The Big, Dangerous Bubble in Corporate Debt

The $30 trillion domestic stock market seems to get all the attention. When the stock market sets new highs, we instinctively feel things are good and getting better. When it tanks, as happened in the initial months of the 2008 financial crisis, we think things are going to hell.

But the larger domestic debt market — at around $41 trillion for the bond market alone — reveals more about our nation’s financial health. And right now, the debt market is broadcasting a dangerous message: Investors, desperate for debt instruments that pay high interest, have been overpaying for riskier and riskier obligations. University endowments, pension funds, mutual funds and hedge funds have been pouring money into the bond market with little concern that bonds can be every bit as dangerous to own as stocks.

Unlike buying a stock, which is a calculated gamble, buying a bond or a loan is a contractual obligation: A borrower must repay a lender the borrowed amount, plus interest as compensation. The upside in a bond is limited to the contractual interest payments, but the downside is theoretically protected. Bondholders expect to get their money back, as long as the borrower doesn’t default or go bankrupt.

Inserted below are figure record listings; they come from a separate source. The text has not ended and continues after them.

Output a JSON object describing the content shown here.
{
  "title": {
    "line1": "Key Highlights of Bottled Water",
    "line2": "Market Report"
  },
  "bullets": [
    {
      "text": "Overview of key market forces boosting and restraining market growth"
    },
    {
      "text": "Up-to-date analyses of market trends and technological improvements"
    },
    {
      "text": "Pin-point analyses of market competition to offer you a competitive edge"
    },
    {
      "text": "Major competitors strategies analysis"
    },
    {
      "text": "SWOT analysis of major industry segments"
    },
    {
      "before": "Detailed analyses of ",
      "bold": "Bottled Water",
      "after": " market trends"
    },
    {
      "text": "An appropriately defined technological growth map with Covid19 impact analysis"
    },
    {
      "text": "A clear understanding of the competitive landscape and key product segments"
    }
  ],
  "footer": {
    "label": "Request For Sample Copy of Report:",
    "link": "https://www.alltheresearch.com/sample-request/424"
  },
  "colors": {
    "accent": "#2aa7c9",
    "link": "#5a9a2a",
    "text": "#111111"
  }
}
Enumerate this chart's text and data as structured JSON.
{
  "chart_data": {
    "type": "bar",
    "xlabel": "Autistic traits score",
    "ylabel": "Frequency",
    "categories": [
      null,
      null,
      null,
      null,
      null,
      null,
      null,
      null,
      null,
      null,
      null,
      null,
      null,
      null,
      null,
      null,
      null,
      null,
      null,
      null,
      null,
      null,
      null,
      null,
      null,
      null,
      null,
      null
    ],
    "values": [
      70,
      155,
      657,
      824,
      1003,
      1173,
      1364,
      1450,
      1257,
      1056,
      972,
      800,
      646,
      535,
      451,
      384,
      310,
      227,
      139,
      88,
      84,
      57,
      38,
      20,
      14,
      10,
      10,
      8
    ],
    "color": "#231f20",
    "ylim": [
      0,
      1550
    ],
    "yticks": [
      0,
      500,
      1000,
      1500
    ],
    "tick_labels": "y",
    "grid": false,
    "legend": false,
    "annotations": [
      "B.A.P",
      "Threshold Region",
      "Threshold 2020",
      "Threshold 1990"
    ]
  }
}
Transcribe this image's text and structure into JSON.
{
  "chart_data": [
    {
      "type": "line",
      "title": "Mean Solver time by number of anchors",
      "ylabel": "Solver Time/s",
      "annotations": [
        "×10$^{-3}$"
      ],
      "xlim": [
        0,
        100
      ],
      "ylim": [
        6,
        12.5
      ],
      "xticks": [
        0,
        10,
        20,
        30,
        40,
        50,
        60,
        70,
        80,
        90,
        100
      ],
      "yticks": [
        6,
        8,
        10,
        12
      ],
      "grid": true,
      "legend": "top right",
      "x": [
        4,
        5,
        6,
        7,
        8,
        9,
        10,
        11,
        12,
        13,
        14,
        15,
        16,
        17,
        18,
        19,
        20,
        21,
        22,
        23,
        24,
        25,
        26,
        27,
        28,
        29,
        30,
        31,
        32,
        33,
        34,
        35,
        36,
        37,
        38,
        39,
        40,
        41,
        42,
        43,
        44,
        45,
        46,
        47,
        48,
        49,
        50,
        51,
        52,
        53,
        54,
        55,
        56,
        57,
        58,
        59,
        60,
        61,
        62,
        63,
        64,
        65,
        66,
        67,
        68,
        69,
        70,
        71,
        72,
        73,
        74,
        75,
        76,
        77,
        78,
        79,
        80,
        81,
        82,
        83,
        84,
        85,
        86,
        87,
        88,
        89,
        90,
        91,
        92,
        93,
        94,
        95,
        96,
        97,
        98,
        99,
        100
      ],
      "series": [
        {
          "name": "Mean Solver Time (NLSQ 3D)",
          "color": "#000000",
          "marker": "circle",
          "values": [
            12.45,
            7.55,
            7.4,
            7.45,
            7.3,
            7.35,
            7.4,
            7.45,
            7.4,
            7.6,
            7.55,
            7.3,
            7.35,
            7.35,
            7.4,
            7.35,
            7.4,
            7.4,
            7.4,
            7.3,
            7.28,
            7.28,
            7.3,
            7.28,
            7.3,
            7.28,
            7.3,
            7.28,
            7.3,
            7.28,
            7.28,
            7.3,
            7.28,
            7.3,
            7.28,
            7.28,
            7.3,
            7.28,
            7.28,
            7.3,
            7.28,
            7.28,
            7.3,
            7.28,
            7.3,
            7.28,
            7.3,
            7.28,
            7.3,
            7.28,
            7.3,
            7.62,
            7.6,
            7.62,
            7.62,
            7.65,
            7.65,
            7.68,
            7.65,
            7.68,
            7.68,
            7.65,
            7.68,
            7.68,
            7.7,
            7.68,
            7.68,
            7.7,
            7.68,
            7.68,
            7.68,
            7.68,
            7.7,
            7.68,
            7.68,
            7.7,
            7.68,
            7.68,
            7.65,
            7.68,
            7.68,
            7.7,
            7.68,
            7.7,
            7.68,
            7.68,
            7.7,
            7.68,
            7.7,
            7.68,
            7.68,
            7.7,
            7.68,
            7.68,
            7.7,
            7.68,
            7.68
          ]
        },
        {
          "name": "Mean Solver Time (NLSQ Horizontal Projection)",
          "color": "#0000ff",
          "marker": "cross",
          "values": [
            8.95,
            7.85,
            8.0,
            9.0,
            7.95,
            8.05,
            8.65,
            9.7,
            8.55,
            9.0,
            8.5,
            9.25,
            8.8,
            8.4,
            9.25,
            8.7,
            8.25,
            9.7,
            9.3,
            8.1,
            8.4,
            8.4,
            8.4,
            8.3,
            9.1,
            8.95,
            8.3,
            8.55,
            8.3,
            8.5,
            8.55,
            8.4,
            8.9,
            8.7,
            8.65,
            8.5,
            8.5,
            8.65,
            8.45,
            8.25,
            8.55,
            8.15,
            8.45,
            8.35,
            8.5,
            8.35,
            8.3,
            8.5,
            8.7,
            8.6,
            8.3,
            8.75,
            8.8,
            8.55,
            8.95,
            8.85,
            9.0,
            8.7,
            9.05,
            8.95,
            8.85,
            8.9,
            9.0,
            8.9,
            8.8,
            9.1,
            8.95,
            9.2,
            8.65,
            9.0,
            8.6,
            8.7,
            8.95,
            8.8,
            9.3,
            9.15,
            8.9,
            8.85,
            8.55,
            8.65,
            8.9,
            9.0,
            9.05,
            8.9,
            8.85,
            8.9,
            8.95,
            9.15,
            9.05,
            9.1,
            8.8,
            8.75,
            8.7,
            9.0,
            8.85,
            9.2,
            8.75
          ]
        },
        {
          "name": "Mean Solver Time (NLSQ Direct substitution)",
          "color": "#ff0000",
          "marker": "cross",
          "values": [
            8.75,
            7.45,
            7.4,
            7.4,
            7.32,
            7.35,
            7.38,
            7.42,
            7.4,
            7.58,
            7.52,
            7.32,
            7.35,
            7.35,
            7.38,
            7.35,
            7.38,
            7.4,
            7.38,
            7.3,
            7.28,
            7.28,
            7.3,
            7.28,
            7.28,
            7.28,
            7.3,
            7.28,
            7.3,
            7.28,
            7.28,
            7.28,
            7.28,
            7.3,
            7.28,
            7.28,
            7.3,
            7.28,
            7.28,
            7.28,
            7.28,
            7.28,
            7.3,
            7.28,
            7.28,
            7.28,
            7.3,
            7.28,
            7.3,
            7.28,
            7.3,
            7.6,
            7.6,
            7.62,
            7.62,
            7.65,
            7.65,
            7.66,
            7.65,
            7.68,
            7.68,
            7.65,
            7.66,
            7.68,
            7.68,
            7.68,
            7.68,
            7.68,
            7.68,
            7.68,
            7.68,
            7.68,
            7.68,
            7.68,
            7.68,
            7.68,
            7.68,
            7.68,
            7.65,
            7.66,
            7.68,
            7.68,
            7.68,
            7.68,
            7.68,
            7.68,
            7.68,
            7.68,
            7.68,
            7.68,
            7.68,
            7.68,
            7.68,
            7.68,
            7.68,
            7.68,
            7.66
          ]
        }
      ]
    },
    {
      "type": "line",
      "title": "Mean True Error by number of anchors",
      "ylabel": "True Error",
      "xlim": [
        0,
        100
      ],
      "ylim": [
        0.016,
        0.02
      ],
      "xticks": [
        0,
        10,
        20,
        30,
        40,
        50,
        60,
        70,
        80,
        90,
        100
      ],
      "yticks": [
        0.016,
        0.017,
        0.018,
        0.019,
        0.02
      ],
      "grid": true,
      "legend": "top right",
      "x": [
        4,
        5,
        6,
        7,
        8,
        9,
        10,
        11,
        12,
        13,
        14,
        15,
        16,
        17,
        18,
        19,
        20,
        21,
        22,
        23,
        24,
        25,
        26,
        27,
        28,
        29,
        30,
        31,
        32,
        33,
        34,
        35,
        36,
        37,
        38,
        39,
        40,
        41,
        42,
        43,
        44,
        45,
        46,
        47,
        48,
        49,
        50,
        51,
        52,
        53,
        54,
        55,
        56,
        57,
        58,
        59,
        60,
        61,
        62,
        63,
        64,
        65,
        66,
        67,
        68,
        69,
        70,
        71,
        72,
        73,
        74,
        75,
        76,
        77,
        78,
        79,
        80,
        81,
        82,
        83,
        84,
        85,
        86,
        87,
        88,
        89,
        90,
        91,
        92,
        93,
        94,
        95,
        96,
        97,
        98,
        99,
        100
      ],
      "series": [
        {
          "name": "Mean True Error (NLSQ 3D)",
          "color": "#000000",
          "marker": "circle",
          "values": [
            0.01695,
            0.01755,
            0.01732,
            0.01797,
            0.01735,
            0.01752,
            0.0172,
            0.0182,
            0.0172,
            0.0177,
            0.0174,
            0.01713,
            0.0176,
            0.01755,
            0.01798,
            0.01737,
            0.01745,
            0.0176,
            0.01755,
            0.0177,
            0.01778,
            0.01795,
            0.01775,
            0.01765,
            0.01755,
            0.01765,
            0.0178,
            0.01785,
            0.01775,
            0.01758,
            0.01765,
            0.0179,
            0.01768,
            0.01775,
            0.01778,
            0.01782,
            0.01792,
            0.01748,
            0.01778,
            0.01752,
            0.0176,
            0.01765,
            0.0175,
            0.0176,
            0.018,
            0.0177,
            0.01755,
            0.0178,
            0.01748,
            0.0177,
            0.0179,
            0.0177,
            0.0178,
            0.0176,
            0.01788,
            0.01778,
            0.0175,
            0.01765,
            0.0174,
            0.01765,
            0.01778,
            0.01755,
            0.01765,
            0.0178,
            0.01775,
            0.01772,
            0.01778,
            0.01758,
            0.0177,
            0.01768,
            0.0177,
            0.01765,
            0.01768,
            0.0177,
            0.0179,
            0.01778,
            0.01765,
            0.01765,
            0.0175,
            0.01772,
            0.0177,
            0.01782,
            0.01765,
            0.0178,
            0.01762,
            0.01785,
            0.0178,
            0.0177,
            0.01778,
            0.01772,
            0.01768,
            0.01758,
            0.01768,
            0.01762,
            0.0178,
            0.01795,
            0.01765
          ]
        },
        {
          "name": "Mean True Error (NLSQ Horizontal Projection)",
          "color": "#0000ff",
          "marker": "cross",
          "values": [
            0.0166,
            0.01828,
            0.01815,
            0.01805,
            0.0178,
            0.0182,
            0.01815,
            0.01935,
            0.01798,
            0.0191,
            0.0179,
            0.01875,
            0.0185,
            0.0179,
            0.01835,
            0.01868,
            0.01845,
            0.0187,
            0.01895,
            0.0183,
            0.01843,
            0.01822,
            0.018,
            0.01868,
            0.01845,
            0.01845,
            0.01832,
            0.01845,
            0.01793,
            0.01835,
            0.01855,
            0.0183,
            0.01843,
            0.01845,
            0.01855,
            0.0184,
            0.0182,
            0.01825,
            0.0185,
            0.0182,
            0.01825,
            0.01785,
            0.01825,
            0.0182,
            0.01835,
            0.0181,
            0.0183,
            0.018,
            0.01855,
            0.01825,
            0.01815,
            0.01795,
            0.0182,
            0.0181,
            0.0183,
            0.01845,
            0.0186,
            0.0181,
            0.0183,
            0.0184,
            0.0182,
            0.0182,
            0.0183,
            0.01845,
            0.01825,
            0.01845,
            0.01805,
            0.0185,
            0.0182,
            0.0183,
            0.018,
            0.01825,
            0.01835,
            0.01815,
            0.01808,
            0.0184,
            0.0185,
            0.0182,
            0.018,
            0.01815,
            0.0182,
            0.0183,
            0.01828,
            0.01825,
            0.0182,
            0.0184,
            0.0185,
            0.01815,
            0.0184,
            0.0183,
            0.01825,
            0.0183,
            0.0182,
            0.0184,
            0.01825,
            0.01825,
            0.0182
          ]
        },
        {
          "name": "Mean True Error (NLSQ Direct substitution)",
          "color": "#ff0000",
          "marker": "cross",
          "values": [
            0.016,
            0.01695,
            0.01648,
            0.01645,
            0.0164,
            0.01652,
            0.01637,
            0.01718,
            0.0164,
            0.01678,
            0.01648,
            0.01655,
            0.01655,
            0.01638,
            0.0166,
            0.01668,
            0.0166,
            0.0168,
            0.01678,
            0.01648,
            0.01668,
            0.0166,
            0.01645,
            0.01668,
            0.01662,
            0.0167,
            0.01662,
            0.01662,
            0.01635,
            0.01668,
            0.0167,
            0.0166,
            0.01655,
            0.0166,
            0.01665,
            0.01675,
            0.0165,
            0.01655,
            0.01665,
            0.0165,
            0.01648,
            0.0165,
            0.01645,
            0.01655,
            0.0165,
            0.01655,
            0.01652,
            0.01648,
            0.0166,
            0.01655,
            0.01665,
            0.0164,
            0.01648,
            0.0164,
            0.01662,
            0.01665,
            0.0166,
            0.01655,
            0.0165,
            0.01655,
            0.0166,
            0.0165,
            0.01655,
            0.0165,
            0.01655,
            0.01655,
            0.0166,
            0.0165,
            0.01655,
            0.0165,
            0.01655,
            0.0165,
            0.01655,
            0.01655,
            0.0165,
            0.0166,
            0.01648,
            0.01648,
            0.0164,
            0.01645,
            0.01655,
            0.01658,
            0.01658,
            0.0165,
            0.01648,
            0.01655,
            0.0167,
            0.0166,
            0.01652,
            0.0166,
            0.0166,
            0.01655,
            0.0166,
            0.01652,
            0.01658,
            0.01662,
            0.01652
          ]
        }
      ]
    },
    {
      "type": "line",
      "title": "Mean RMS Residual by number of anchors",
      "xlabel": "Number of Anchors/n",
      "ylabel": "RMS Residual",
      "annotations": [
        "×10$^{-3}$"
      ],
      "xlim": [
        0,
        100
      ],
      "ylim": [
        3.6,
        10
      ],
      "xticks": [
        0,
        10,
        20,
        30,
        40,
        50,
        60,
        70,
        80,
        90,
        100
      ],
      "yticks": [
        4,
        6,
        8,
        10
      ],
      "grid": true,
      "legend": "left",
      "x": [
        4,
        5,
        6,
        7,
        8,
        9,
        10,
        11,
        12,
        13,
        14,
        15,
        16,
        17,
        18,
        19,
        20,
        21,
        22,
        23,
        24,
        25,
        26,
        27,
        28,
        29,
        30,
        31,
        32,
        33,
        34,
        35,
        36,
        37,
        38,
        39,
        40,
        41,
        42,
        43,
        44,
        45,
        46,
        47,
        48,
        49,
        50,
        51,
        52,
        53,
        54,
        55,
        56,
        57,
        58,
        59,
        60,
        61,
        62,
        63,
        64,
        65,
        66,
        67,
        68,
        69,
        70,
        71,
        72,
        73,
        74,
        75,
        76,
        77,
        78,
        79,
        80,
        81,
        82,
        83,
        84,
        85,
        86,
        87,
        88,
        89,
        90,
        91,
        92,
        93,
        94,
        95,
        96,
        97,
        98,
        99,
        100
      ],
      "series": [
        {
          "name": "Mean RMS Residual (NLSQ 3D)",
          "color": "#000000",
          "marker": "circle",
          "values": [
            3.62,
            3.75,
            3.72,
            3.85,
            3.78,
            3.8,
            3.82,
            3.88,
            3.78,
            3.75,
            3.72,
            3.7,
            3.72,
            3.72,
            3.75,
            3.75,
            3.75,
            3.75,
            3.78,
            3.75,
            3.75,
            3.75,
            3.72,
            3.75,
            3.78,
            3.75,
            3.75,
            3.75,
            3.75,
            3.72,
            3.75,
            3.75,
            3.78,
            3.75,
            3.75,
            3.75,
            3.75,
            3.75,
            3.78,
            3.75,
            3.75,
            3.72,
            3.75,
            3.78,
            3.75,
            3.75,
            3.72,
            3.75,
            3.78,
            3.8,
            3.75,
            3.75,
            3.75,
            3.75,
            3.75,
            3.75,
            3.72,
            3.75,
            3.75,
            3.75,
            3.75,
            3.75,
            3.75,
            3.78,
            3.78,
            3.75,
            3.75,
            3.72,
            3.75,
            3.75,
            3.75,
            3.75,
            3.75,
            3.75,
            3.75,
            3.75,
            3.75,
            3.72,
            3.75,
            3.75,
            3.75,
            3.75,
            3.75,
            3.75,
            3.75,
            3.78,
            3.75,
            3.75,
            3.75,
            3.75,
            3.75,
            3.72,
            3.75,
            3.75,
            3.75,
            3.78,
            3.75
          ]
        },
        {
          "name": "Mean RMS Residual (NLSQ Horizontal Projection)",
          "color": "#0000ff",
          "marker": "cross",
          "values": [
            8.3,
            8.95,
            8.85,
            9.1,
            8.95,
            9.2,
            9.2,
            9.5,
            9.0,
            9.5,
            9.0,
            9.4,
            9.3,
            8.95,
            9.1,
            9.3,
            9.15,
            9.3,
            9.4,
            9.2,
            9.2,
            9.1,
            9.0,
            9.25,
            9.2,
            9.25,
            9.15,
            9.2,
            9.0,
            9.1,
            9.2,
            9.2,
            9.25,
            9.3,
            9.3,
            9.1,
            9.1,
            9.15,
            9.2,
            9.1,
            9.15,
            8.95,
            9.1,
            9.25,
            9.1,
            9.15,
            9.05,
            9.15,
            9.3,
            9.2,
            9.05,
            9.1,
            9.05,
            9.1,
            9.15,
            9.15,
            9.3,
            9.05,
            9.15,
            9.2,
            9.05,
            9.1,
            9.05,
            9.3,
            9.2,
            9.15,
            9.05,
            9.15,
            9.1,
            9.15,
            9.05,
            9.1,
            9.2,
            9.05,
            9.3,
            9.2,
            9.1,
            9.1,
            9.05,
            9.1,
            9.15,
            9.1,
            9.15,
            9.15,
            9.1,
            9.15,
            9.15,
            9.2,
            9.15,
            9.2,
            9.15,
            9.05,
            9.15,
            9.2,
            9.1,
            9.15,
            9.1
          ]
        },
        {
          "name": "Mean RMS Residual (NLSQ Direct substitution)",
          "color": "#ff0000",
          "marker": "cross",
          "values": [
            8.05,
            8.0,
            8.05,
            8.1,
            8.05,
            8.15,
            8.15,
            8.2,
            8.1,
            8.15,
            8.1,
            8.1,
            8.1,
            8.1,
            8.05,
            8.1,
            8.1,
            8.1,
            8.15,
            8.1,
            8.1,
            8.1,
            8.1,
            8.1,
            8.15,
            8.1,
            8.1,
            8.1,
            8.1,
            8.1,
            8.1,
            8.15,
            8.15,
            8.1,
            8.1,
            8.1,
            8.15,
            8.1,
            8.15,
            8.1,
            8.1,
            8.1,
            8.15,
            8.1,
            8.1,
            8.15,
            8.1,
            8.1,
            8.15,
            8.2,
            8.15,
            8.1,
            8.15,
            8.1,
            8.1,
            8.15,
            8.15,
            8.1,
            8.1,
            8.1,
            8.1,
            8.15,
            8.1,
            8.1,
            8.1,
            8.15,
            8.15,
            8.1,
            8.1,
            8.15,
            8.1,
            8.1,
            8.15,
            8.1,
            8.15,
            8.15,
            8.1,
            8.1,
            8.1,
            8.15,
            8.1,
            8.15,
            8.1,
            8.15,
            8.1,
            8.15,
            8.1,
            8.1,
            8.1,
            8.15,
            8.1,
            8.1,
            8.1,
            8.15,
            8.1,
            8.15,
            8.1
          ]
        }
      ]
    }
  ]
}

But for much of the last decade, risk has been mispriced to a staggering degree. In other words, the prices of bonds (and corporate loans) have not accurately reflected the riskiness of the underlying borrower’s credit. A company that is a poor credit risk, because it has too much debt or is struggling, should have to pay higher rates of interest. And investors would expect a higher yield — roughly the interest rate divided by the price paid for the bond or loan — for taking on that risk. Since the financial crisis, that simple calculus has been upended. Until recently, investors have been paying higher prices for the debt of riskier companies and not getting properly compensated for that risk.

The International Monetary Fund has noticed. In a recent blog post, an I.M.F. economist wrote that the current debt craze was “fueled by excessive optimism among investors,” and he added: “When the economy is doing well and everybody seems to be making money, some investors assume that the good times will never end. They take on more risk than they can reasonably expect to handle.”